Some 7,000 Tucsonans may need help to avoid closures. Not me. Not yet.

CHOP CHOP: Through sheer lack of imagination I’ve been at the Citizen 28 years – all because my uncle played poker with the features editor.

They’re both dead now, and here I am.

Not for long. The paper will likely cease production March 21 – Iranian New Year and the first day of spring.

We reported thoroughly on our own demise in Friday’s paper. As one who has watched the dismal decline in circulation, I’ll leave with a measure of grief.

Mixed with relief.

SEX ED: Colleague Anne Denogean wrote this week of a sensible sex-ed bill that will never see the light of day in our Legislature, which has been chiseling away at abortion rights.

I figure if kids are old enough to do it, they’re old enough to look it up. Though on the Net, they might have to scroll through 10,000 pages of porn before they get to WebMD.

That will give them an education – a bad one. Not what state Rep.
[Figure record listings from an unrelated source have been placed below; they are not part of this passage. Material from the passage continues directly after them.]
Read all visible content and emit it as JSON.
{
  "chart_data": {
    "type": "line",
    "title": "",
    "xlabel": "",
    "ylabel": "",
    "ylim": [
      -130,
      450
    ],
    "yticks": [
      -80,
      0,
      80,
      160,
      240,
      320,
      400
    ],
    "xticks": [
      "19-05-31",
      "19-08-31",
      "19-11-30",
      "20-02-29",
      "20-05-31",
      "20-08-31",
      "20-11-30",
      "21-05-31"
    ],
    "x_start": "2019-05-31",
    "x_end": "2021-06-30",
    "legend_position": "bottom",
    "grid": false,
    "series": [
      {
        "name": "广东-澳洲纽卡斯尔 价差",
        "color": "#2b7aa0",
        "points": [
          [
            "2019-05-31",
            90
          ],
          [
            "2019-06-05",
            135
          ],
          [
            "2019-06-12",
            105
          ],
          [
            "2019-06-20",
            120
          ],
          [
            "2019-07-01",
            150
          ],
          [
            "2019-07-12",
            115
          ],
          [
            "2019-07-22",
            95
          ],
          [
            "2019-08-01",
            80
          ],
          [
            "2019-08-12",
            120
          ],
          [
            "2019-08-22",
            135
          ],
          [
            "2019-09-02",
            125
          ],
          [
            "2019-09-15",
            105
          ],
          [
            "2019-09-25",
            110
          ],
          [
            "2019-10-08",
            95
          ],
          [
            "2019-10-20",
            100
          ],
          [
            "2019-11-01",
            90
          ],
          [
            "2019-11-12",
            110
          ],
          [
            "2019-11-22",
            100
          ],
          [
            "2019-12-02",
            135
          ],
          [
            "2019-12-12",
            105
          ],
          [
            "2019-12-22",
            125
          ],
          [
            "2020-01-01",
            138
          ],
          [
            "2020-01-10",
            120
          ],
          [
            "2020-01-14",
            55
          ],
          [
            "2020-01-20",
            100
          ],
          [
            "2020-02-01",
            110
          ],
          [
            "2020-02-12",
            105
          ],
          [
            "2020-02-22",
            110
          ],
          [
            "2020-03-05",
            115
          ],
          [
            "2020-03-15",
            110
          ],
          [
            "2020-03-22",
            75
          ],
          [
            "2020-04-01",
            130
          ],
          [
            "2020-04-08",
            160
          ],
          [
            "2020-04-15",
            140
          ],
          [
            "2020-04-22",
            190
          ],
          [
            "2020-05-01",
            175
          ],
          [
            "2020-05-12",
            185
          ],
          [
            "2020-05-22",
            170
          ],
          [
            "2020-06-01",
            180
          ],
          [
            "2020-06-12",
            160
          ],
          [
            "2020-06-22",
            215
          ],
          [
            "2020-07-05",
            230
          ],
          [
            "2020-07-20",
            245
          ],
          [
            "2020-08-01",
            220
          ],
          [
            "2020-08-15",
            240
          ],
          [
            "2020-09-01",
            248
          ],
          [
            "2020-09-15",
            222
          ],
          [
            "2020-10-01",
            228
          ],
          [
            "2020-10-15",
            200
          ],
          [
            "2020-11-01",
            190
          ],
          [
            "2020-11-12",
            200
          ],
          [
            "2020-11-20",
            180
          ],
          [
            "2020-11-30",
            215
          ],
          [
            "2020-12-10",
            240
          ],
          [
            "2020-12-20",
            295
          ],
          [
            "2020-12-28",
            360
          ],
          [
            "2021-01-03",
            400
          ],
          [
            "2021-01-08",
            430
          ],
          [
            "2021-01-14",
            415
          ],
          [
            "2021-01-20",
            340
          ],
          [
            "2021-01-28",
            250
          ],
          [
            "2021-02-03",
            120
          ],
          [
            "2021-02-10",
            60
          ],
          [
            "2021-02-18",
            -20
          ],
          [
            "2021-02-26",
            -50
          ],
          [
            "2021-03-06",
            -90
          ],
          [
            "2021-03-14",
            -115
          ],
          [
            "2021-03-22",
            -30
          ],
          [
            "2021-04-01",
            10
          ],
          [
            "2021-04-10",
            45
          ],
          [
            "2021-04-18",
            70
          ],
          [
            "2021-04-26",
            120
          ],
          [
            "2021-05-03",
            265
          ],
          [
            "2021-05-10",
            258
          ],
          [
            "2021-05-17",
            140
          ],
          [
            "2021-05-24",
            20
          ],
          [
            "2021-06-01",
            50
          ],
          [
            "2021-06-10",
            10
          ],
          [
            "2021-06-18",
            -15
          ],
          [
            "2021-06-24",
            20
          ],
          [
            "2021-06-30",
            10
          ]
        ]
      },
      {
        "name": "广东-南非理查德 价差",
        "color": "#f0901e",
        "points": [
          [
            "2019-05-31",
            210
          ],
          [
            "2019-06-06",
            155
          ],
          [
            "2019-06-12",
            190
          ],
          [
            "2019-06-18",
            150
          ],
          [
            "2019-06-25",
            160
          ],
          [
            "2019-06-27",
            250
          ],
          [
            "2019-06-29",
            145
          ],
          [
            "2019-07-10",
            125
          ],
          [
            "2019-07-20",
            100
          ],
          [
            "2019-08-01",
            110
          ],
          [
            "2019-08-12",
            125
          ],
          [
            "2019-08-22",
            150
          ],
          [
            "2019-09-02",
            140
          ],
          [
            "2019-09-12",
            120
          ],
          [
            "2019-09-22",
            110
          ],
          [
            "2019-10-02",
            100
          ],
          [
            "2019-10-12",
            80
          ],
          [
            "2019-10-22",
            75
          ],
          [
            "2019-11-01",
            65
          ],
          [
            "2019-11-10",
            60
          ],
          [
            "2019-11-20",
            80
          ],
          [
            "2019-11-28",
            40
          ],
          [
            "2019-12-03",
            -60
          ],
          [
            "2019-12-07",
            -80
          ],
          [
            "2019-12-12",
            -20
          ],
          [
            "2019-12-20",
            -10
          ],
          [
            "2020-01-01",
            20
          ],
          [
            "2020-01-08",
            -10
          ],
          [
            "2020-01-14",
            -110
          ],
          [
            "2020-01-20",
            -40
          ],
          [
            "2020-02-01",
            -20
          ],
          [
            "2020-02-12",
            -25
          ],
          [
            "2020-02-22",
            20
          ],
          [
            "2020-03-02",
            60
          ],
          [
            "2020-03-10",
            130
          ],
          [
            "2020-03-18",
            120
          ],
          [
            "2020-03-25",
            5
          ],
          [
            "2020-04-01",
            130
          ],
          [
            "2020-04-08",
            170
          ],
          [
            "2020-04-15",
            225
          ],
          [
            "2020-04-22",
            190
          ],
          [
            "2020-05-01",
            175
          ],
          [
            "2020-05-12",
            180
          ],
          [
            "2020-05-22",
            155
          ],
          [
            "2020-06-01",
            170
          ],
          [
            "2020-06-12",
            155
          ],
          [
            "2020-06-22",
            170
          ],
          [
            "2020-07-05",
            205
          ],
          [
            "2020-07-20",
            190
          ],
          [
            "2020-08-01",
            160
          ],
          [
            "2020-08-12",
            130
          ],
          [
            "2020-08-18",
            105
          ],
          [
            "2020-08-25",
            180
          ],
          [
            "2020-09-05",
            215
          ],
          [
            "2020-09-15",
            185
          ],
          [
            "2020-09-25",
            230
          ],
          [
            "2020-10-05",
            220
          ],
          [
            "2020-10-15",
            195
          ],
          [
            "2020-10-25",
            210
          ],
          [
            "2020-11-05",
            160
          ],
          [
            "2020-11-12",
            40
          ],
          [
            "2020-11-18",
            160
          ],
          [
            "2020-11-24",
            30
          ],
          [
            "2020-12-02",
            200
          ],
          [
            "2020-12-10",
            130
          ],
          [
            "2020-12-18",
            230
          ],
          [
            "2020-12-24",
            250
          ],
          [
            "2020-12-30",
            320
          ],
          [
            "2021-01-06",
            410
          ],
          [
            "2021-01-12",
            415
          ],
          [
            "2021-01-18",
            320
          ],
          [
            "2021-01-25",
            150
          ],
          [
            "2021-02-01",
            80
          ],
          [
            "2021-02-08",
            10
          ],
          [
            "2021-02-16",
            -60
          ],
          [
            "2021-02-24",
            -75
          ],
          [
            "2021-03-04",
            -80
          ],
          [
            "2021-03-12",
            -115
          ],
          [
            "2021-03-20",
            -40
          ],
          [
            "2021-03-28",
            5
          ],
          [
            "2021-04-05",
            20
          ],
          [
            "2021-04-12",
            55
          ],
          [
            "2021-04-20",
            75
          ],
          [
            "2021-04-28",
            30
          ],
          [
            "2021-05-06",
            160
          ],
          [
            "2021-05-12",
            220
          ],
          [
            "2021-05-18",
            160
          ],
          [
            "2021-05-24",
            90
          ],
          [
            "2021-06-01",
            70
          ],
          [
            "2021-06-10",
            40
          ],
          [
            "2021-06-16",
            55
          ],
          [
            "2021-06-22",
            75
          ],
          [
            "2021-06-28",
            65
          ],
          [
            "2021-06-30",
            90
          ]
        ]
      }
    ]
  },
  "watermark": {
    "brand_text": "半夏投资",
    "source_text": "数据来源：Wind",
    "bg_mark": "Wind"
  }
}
Kyrsten Sinema, D-Phoenix, had in mind.

Meanwhile, a local weekly claimed a bill would allow pharmacists to refuse to dispense birth-control pills. Not exactly. “Morning-after” pills target a fertilized egg, keeping it from getting a tiny toehold in the womb.

If a pharmacist really believes that’s murder, should he or she have to participate? There must be another way to deliver such services.

PRIORITIES: The Citizen doesn’t look so bad compared to alleged cable “news” channels that milk one story for 24 hours or more. This week, another missing toddler: “Where’s Haleigh?”

All too likely, murdered. And though it’s news, it crowds out a lot of content.

Like, where’s Swat? That would be Pakistan, where leaders have made a truce with the Taliban, allowing the enforcement of “Islamic law.”

These male chauvinist thugs are to Islam what Arizona’s polygamists are to mainstream Mormonism.

And Pakistan is supposed to be our ally.

CALL IN THE CAVALRY: My conservative father, in the 1960s, argued to the Supreme Court about the Citizen’s business arrangement. He lost.

Congress then took up the cause, and made it legal for separately owned newspapers to share a press.

He also helped found the Council on Abandoned Military Posts, now the Council on America’s Military Past.

State budget cuts that affect parks may hurt efforts to preserve that history.

This seems like an area where the private sector could step up. Couldn’t well-heeled history buffs form a foundation?

Maybe they already have – I’m no expert. But one reason the private sector may stay out of these efforts is pretty simple.

Under big, benevolent government, it’s sometimes hard to get a chance.